Papinha para bebês

Quais as melhores papinhas?

6/29/20233 min read

🔆 Papinhas eram as comidinhas recomendadas para bebês durante a introdução alimentar, mas conforme o tempo foi passando e a alimentação infantil recebeu mais atenção, muitas coisas mudaram! Ainda hoje, existem nos mercados diferentes tipos e marcas de papinhas doces (de frutas) ou salgadas, feita de verduras, carnes, legumes, cereais e de feijão, industrializadas e indicadas para crianças com idades entre 6 meses a 2 anos.

Com o passar do tempo e o avanço de conhecimentos e estudos de novas formas de introdução alimentar, as papinhas batidas em liquidificador e até peneiradas, deram lugar para alimentos sólidos! Muitos estudos hoje em dia comprovam o avanço do desenvolvimento físico e motor das crianças submetidas à introdução alimentar sem papinhas.

Isso não quer dizer que não podemos amassar o alimento do bebê, se isso trouxer mais segurança aos pais. Mas comida amassada não quer dizer liquidificada, peneirada ou misturada todos os alimentos em um único "purê". Vale ressaltar, que um alimento bem cozido, em consistência adequada, não precisa ser ao menos amassado, pois o bebê dá conta do recado, e isso facilita o desenvolvimento da mastigação 😊

Porque preferir alimentos sólidos e não as papinhas?

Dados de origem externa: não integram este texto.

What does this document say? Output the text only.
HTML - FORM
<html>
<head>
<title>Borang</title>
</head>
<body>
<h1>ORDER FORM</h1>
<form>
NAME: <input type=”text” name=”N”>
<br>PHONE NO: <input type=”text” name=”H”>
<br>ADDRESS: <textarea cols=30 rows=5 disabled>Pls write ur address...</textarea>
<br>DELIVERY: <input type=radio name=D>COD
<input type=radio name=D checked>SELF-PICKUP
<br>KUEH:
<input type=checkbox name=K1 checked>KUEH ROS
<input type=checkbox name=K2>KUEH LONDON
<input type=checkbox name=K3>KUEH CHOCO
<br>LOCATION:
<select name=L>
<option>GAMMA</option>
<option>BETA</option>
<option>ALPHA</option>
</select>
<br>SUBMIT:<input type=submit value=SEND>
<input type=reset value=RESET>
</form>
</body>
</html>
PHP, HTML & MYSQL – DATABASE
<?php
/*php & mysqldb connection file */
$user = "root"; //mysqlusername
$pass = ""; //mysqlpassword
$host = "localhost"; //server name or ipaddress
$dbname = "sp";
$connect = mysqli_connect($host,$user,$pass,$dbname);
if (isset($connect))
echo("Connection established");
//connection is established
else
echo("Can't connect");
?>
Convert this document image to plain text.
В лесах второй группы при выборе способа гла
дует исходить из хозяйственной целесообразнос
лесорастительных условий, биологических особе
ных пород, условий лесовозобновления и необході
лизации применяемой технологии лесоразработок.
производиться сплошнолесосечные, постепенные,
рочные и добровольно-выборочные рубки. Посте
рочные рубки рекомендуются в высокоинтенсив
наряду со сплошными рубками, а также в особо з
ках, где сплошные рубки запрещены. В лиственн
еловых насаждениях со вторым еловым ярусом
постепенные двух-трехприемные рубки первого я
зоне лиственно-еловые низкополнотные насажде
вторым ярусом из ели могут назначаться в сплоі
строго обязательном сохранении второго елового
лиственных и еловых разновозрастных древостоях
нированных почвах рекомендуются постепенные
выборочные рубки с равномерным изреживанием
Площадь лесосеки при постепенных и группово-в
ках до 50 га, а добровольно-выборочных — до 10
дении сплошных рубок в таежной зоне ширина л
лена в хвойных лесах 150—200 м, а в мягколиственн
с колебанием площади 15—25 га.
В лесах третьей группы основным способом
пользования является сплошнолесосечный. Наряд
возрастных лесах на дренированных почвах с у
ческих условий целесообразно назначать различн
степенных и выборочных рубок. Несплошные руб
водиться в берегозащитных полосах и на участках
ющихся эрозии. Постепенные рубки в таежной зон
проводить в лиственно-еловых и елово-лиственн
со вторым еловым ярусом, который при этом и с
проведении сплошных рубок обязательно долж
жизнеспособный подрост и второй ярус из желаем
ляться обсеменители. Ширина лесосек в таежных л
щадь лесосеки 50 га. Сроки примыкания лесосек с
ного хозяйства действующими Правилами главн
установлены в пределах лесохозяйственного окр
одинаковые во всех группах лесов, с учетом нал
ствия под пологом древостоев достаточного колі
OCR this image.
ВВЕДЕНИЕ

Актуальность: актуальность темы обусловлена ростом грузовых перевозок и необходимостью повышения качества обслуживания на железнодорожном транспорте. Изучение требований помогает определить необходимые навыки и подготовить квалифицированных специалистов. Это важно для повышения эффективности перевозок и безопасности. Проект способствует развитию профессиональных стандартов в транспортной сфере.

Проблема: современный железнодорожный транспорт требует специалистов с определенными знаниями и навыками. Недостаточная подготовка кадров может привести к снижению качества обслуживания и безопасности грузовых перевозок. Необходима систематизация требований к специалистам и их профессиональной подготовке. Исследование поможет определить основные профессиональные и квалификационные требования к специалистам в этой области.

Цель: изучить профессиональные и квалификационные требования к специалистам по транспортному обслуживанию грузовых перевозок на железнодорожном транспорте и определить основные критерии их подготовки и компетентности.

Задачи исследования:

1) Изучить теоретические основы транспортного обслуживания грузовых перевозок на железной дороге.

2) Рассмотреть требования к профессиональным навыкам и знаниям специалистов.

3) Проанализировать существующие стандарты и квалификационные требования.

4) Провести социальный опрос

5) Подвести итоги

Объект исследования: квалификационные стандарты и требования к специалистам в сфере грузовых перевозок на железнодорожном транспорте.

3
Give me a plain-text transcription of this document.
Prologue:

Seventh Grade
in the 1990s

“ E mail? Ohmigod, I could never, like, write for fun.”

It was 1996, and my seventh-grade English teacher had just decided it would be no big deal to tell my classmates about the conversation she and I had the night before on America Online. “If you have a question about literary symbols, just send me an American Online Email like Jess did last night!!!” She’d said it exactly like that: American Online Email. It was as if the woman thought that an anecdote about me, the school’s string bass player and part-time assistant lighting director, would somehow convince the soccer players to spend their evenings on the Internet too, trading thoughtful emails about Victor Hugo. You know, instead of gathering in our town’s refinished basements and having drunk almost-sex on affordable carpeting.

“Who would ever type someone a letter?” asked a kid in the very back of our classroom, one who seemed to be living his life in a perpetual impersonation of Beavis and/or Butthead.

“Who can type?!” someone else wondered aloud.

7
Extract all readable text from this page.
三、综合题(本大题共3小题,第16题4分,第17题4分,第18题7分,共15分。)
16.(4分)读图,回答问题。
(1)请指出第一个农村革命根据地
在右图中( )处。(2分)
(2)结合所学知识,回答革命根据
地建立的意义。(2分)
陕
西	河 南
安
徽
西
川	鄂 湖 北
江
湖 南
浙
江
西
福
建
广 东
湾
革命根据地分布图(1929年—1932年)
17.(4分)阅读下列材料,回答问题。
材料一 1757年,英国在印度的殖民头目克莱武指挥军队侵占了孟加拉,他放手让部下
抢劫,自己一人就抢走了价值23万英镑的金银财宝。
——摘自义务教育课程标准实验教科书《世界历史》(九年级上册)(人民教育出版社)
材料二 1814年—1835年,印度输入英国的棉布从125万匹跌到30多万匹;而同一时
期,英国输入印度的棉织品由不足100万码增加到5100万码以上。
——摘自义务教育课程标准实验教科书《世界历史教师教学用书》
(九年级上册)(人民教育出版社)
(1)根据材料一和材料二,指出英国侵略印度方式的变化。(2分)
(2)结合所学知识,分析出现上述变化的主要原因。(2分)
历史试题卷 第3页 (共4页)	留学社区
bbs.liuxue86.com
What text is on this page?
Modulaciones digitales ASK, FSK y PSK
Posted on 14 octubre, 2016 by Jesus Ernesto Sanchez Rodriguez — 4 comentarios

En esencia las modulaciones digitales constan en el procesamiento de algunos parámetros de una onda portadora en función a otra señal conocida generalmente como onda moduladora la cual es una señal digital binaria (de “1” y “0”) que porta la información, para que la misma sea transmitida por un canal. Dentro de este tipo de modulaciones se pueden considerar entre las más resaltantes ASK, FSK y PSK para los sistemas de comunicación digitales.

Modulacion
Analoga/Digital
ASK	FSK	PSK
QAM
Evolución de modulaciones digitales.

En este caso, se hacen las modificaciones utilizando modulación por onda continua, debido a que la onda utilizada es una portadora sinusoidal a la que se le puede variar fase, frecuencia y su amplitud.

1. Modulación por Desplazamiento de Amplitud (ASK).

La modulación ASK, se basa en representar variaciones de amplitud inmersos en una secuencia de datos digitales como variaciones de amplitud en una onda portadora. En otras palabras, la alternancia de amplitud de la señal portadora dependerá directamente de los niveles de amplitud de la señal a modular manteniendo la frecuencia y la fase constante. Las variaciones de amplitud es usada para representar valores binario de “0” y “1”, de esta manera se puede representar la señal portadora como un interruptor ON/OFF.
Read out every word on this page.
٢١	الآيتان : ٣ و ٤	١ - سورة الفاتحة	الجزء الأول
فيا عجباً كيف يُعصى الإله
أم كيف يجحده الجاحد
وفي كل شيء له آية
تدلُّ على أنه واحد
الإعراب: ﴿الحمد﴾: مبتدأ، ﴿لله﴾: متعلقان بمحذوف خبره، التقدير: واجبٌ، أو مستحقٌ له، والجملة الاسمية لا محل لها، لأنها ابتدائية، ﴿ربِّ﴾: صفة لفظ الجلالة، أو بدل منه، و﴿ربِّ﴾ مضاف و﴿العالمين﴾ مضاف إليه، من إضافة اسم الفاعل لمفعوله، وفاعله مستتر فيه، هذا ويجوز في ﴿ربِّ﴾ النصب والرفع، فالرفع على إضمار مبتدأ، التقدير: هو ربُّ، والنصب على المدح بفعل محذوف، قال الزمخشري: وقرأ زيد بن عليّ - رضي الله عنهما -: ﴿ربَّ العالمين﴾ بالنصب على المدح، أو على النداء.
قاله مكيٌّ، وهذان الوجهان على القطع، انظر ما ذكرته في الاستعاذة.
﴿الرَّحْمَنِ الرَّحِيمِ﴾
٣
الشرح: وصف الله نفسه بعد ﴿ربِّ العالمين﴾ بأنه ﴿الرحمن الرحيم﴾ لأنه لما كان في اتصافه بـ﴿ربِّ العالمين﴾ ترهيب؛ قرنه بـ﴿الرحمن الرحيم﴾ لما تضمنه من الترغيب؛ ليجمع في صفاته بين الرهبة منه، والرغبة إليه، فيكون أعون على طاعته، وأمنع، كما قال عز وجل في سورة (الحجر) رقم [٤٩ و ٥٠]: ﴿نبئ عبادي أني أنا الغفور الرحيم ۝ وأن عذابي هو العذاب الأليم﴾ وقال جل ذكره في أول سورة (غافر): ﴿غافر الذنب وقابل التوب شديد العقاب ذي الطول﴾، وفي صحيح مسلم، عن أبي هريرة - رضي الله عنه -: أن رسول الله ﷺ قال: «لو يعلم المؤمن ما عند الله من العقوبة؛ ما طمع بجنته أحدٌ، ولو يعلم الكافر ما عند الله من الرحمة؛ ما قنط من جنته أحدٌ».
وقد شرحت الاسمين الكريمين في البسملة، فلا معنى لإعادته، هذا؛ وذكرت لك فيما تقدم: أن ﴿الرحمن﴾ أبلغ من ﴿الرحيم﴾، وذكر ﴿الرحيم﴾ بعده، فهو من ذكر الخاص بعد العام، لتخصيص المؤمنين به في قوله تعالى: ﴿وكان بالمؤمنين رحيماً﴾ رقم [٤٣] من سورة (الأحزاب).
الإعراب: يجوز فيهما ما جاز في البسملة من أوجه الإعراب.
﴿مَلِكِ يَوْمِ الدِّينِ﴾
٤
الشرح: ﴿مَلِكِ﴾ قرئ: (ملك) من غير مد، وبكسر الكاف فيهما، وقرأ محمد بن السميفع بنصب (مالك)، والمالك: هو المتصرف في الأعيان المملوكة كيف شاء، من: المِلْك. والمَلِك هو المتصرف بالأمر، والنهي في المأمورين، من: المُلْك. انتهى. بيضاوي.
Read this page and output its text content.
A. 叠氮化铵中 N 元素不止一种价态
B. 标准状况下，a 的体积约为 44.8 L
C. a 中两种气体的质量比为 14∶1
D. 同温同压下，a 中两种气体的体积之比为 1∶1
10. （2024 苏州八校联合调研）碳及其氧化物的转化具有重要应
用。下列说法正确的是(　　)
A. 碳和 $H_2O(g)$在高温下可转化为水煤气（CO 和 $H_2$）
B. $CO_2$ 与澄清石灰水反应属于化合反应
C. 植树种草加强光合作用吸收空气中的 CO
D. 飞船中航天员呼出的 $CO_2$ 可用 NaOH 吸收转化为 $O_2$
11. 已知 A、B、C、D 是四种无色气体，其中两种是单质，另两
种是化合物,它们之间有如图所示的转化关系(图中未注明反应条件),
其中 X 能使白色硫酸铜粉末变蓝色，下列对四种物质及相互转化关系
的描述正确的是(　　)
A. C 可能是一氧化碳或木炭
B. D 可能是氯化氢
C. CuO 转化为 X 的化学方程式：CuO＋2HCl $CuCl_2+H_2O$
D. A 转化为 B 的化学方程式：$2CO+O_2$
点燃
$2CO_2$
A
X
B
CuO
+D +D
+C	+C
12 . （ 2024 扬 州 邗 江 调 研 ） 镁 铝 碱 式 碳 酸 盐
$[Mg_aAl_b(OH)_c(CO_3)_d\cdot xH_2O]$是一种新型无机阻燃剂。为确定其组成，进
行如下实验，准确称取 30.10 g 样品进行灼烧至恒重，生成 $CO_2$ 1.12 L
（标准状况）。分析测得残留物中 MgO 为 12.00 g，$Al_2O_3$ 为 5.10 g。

No mundo inteiro, a discussão sobre ações para promover uma alimentação saudável, principalmente na primeira infância, ganhou força e importância nas últimas décadas.

Entre os grandes e significativos avanços, está a publicação dos Guias Alimentares no Brasil, com diretrizes nacionais e o estabelecimento do Direito Humano à Alimentação Adequada (DHAA). A partir daí, a introdução alimentar passou a ser entendida como uma fase fundamental não só para o desenvolvimento físico e motor, mas também os bons hábitos alimentares, que serão levados para o resto da vida.

Ou seja, são nos primeiros dois anos que o indivíduo irá criar os hábitos que levará pelo resto da vida. Então o papel da alimentação adequada vai muito além de prover nutrientes para o crescimento das crianças.

Então, quais os benefícios de ofertar alimentos sólidos?
  • Oferta de fibras e nutrientes - O uso do liquidificador e peneiras para o preparo de papinhas faz com que os alimentos percam totalmente sua textura original e desta forma não haverá a oferta de fibras e nutrientes que estavam presentes no alimento in natura, e de suma importância para os bebês.

  • Estimula a mastigação - Assim como outras habilidades, a mastigação é desenvolvida aos poucos, com muito “treino”. A falta de dentes não é um problema, pois a gengiva cumpre a função, por isso a importância de cozinhar bem os alimentos.

    Além da mastigação, há estímulos dos nervos, maxilar e músculos da face, contribuindo para o desenvolvimento motor do bebê. É neste momento também que o bebê começa a entender quanto de alimento cabe na boca, como movimentá-lo e qual o momento de deglutir!

  • Estimula o paladar - Esse estímulo não acontece tão somente em comer o alimento, mas sim em visualizá-lo, sentindo a textura real, e assim, começam a desenvolver o paladar e identificar seus sabores preferidos. A percepção dos sabores é muito importante para criação de uma boa relação com a comida.

  • Diminui chance de recusa alimentar - É comum acontecer no momento em que a papinha não fizer mais parte da alimentação do bebê, pois será um novo momento de adaptação de texturas, e é aí que começa a recusa alimentar.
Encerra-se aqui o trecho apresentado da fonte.